Steen Møller said constraint levels of around 30% mean roughly one in three turbines can be standing idle due to grid limitations. This effectively creates stranded assets and undermines project economics.
He told the conference that this is the reason ERG’s CEO has instructed the company not to invest in further projects in NI until grid constraints are addressed. He also suggested that this may explain why other international developers are not currently investing in the region.
Interconnector
Steen Møller said that NI has significant renewable resources, explaining that one of ERG’s latest projects has a capacity factor of around 40%, which is extremely high by European standards.

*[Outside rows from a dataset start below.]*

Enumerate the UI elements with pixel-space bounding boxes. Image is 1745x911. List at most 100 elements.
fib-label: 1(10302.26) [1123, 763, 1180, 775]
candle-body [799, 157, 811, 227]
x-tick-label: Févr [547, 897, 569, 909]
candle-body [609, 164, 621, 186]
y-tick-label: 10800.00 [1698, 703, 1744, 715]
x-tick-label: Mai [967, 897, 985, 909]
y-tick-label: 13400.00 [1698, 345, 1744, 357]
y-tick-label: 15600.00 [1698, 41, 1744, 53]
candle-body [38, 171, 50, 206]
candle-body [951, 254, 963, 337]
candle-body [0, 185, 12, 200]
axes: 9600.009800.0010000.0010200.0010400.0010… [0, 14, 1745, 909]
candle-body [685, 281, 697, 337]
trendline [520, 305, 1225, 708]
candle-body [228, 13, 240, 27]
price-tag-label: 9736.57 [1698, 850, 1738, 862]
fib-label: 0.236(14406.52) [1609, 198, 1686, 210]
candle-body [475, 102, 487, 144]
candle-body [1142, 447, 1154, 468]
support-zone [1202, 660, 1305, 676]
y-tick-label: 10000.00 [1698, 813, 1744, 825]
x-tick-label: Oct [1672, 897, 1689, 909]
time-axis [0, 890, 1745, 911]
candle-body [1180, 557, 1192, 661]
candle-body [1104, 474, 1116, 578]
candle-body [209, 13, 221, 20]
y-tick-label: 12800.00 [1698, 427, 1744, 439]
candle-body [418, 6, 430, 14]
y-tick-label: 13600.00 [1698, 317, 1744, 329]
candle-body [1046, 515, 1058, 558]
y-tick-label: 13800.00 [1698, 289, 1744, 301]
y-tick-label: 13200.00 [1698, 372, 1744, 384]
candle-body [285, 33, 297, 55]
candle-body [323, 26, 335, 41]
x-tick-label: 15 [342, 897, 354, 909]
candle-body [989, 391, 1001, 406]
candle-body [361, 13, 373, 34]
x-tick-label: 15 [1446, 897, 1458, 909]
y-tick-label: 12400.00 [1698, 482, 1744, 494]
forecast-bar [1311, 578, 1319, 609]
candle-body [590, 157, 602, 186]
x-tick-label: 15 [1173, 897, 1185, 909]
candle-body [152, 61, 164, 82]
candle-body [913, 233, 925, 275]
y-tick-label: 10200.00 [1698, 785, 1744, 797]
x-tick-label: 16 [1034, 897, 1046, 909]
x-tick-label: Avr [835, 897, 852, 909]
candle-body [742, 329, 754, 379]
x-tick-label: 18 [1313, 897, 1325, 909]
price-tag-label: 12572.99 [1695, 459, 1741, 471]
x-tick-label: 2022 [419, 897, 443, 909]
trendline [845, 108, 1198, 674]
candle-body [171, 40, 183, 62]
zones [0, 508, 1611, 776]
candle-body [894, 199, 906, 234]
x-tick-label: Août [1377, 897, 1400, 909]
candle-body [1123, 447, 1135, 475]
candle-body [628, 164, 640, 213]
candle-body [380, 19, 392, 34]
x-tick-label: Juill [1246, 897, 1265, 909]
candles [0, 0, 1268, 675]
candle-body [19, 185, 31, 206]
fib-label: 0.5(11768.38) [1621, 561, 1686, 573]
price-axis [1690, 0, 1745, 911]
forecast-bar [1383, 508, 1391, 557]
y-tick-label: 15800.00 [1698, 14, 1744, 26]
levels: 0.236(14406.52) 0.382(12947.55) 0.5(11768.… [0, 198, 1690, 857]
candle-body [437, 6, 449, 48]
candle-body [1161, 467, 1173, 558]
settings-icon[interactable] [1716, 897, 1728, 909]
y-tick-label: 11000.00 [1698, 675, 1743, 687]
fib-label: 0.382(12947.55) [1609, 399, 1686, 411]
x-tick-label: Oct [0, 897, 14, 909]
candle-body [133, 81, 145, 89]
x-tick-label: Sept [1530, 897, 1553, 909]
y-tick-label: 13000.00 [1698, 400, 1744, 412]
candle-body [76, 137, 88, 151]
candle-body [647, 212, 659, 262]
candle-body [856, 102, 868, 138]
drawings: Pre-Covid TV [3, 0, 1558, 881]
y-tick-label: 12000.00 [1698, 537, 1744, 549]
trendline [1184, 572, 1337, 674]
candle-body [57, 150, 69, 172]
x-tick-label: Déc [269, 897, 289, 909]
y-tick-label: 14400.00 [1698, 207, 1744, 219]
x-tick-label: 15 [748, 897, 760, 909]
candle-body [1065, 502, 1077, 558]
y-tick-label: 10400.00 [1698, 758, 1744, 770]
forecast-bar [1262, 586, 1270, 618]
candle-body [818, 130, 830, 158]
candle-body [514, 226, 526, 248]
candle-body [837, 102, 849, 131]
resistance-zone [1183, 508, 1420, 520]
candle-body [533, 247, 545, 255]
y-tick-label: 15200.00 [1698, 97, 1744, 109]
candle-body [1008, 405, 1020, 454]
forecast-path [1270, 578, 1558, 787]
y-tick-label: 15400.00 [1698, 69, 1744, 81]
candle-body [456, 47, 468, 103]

He suggested that NI could become “the Spain of wind power” because of its wind resource.
But without investment in the grid, this may be lost, and he described the North–South Interconnector as essential for reducing constraints across the island.
However, he warned that the sequencing of grid projects is important. If additional interconnector capacity is built before the North–South Interconnector is completed, constraint levels could actually increase rather than decrease.
This could lead to a situation where renewable generators are constrained for long periods while consumers still pay the cost. He argued that failing to make decisions on grid infrastructure is a decision in itself.